Learning benefits from the motivation and inspiration supplied by personal student-teacher relationships. It also benefits from serendipitous interaction with interesting people, from hands-on activity in laboratories and studios, and from the peer interactions and cultural practices—such as studying long hours or debating ideas vigorously—that take root and blossom at a healthy school.
So where might our online experience generate the best opportunities for innovation in a post-pandemic future? We should expect to find them in any domains where the advantages of serendipity, inspiration, hands-on activity, and institutional culture can be sacrificed, at least temporarily, to overcome limitations of distance, travel, or time.

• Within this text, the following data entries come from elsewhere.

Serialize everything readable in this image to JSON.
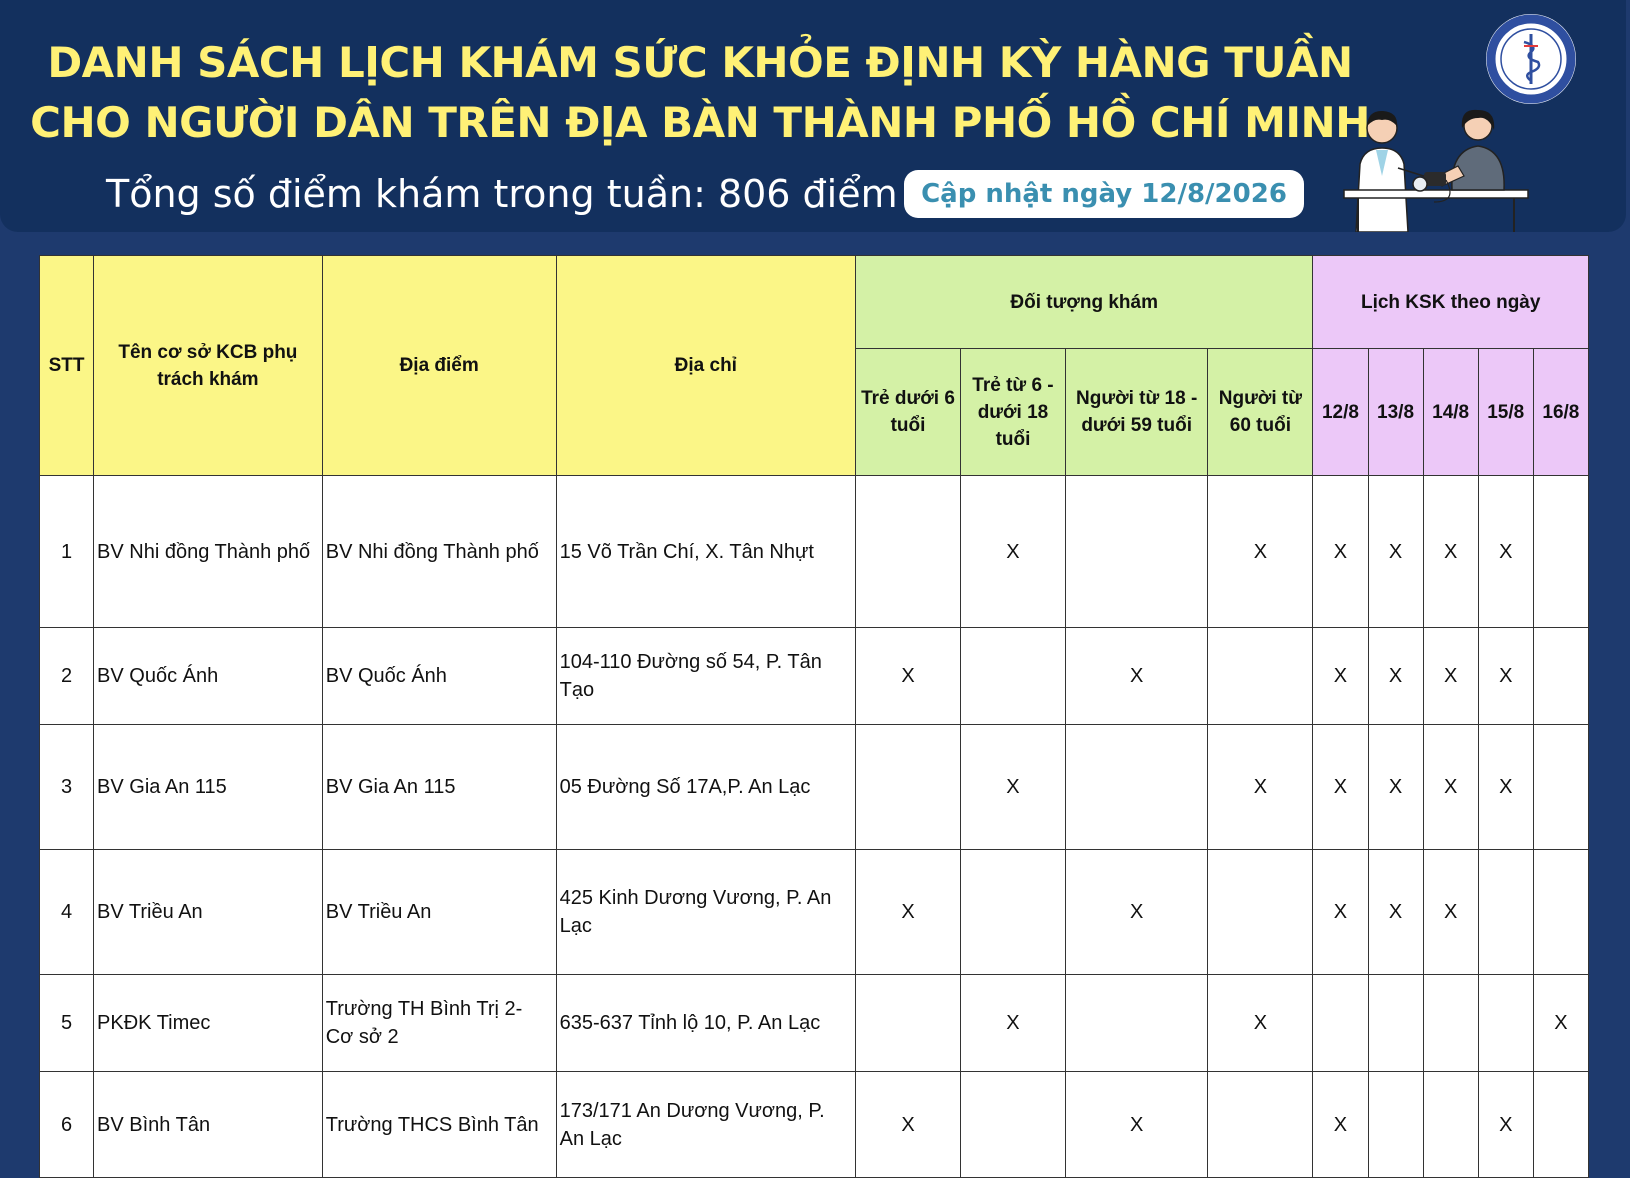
{
  "header": {
    "title_line1": "DANH SÁCH LỊCH KHÁM SỨC KHỎE ĐỊNH KỲ HÀNG TUẦN",
    "title_line2": "CHO NGƯỜI DÂN TRÊN ĐỊA BÀN THÀNH PHỐ HỒ CHÍ MINH",
    "total_points": "Tổng số điểm khám trong tuần: 806 điểm",
    "updated": "Cập nhật ngày 12/8/2026",
    "logo_icon": "health-department-seal-icon",
    "illustration": "doctor-measuring-blood-pressure-illustration"
  },
  "colors": {
    "background": "#1e3a6e",
    "header_bg": "#13305e",
    "title": "#fff176",
    "yellow_header": "#fbf687",
    "green_header": "#d4f1a6",
    "purple_header": "#ecc8f8",
    "updated_text": "#3a8fb0"
  },
  "table": {
    "headers": {
      "stt": "STT",
      "facility": "Tên cơ sở KCB phụ trách khám",
      "location": "Địa điểm",
      "address": "Địa chỉ",
      "subjects_group": "Đối tượng khám",
      "schedule_group": "Lịch KSK theo ngày"
    },
    "subject_columns": [
      "Trẻ dưới 6 tuổi",
      "Trẻ từ 6 - dưới 18 tuổi",
      "Người từ 18 - dưới 59 tuổi",
      "Người từ 60 tuổi"
    ],
    "date_columns": [
      "12/8",
      "13/8",
      "14/8",
      "15/8",
      "16/8"
    ],
    "rows": [
      {
        "stt": "1",
        "facility": "BV Nhi đồng Thành phố",
        "location": "BV Nhi đồng Thành phố",
        "address": "15 Võ Trần Chí, X. Tân Nhựt",
        "subjects": [
          "",
          "X",
          "",
          "X"
        ],
        "dates": [
          "X",
          "X",
          "X",
          "X",
          ""
        ]
      },
      {
        "stt": "2",
        "facility": "BV Quốc Ánh",
        "location": "BV Quốc Ánh",
        "address": "104-110 Đường số 54, P. Tân Tạo",
        "subjects": [
          "X",
          "",
          "X",
          ""
        ],
        "dates": [
          "X",
          "X",
          "X",
          "X",
          ""
        ]
      },
      {
        "stt": "3",
        "facility": "BV Gia An 115",
        "location": "BV Gia An 115",
        "address": "05 Đường Số 17A,P. An Lạc",
        "subjects": [
          "",
          "X",
          "",
          "X"
        ],
        "dates": [
          "X",
          "X",
          "X",
          "X",
          ""
        ]
      },
      {
        "stt": "4",
        "facility": "BV Triều An",
        "location": "BV Triều An",
        "address": "425 Kinh Dương Vương, P. An Lạc",
        "subjects": [
          "X",
          "",
          "X",
          ""
        ],
        "dates": [
          "X",
          "X",
          "X",
          "",
          ""
        ]
      },
      {
        "stt": "5",
        "facility": "PKĐK Timec",
        "location": "Trường TH Bình Trị 2- Cơ sở 2",
        "address": "635-637 Tỉnh lộ 10, P. An Lạc",
        "subjects": [
          "",
          "X",
          "",
          "X"
        ],
        "dates": [
          "",
          "",
          "",
          "",
          "X"
        ]
      },
      {
        "stt": "6",
        "facility": "BV Bình Tân",
        "location": "Trường THCS Bình Tân",
        "address": "173/171 An Dương Vương, P. An Lạc",
        "subjects": [
          "X",
          "",
          "X",
          ""
        ],
        "dates": [
          "X",
          "",
          "",
          "X",
          ""
        ]
      }
    ]
  }
}
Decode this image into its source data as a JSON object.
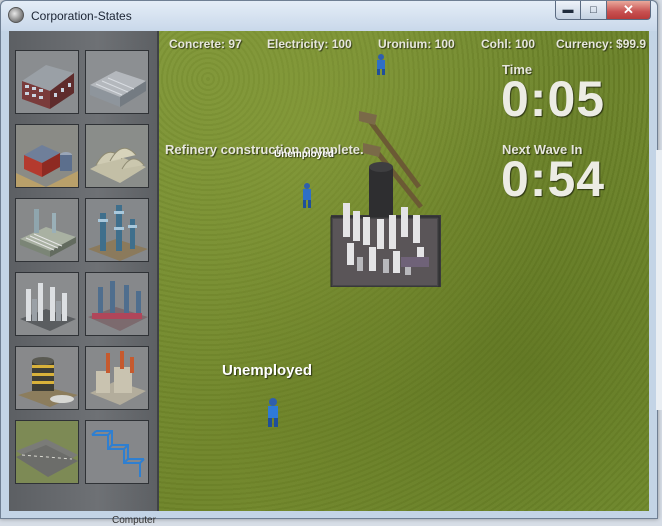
{
  "window": {
    "title": "Corporation-States"
  },
  "resources": {
    "concrete": "Concrete: 97",
    "electricity": "Electricity: 100",
    "uronium": "Uronium: 100",
    "cohl": "Cohl: 100",
    "currency": "Currency: $99.9"
  },
  "timer": {
    "label": "Time",
    "value": "0:05"
  },
  "next_wave": {
    "label": "Next Wave In",
    "value": "0:54"
  },
  "messages": {
    "construction": "Refinery construction complete."
  },
  "units": {
    "worker_label_small": "Unemployed",
    "worker_label_large": "Unemployed"
  },
  "buildings": [
    {
      "name": "apartment-tower",
      "icon": "apartment-building-icon"
    },
    {
      "name": "office-block",
      "icon": "office-block-icon"
    },
    {
      "name": "farm-barn",
      "icon": "barn-icon"
    },
    {
      "name": "concrete-plant",
      "icon": "concrete-plant-icon"
    },
    {
      "name": "power-plant",
      "icon": "power-plant-icon"
    },
    {
      "name": "tower-array",
      "icon": "tower-array-icon"
    },
    {
      "name": "refinery",
      "icon": "refinery-icon"
    },
    {
      "name": "factory",
      "icon": "factory-icon"
    },
    {
      "name": "storage-tank",
      "icon": "storage-tank-icon"
    },
    {
      "name": "smelter",
      "icon": "smelter-icon"
    },
    {
      "name": "road",
      "icon": "road-icon"
    },
    {
      "name": "scaffold",
      "icon": "scaffold-icon"
    }
  ],
  "taskbar_peek": "Computer"
}
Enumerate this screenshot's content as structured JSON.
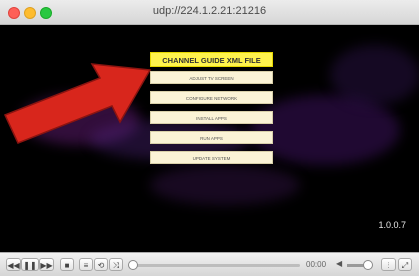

For example, Zoom and other video technologies expand the possibilities for interaction with guest speakers from around the world. Is it better to have someone in person? Sure—but even visiting from New York City requires a speaker to commit several hours. If the speaker is coming from farther away, we could be talking about multiple days. Online technology makes leading experts and policymakers only a click away.
Conversely, students who are studying abroad will have more opportunities to interact virtually with professors on campus. They might even be able to take one or more Princeton courses to supplement the offerings at their studyabroad site.
Some professors will use their new familiarity with online tools to change how they use class time. They can “flip the classroom,” using online tools to convey information and inperson sessions for more interactive learning.
Changes might affect the University’s administrative rather than curricular functions. Since last March, we have had to reconfigure almost every aspect of our operations, and we have learned some valuable lessons along the way. For instance, our experience with remote work arrangements may give the University added flexibility to accommodate employee schedules or to reduce costs related to office space and commuting.
We have found new and effective ways to broadcast public events to much larger audiences than we could get on campus. For example, a conversation between Princeton University Art Museum Director James Steward and Sir David Adjaye, who is designing our new museum, attracted more than 6,500 viewers. It was a terrific event—and James and Sir David spoke from different continents.
We are also identifying new ways to engage with alumni, and our alumni are finding ingenious approaches to connect with one another. Again, nobody regards these virtual interactions as a replacement for in-person events—but I expect they will persist as a valuable supplement to Reunions and other gatherings.
Of course, I am certain there will also be other changes that I have not yet anticipated. I look forward to a day when we can consider how best to integrate the tools and experience from the pandemic with the strengths of residential liberal arts and graduate education that Princeton students and alumni so cherish.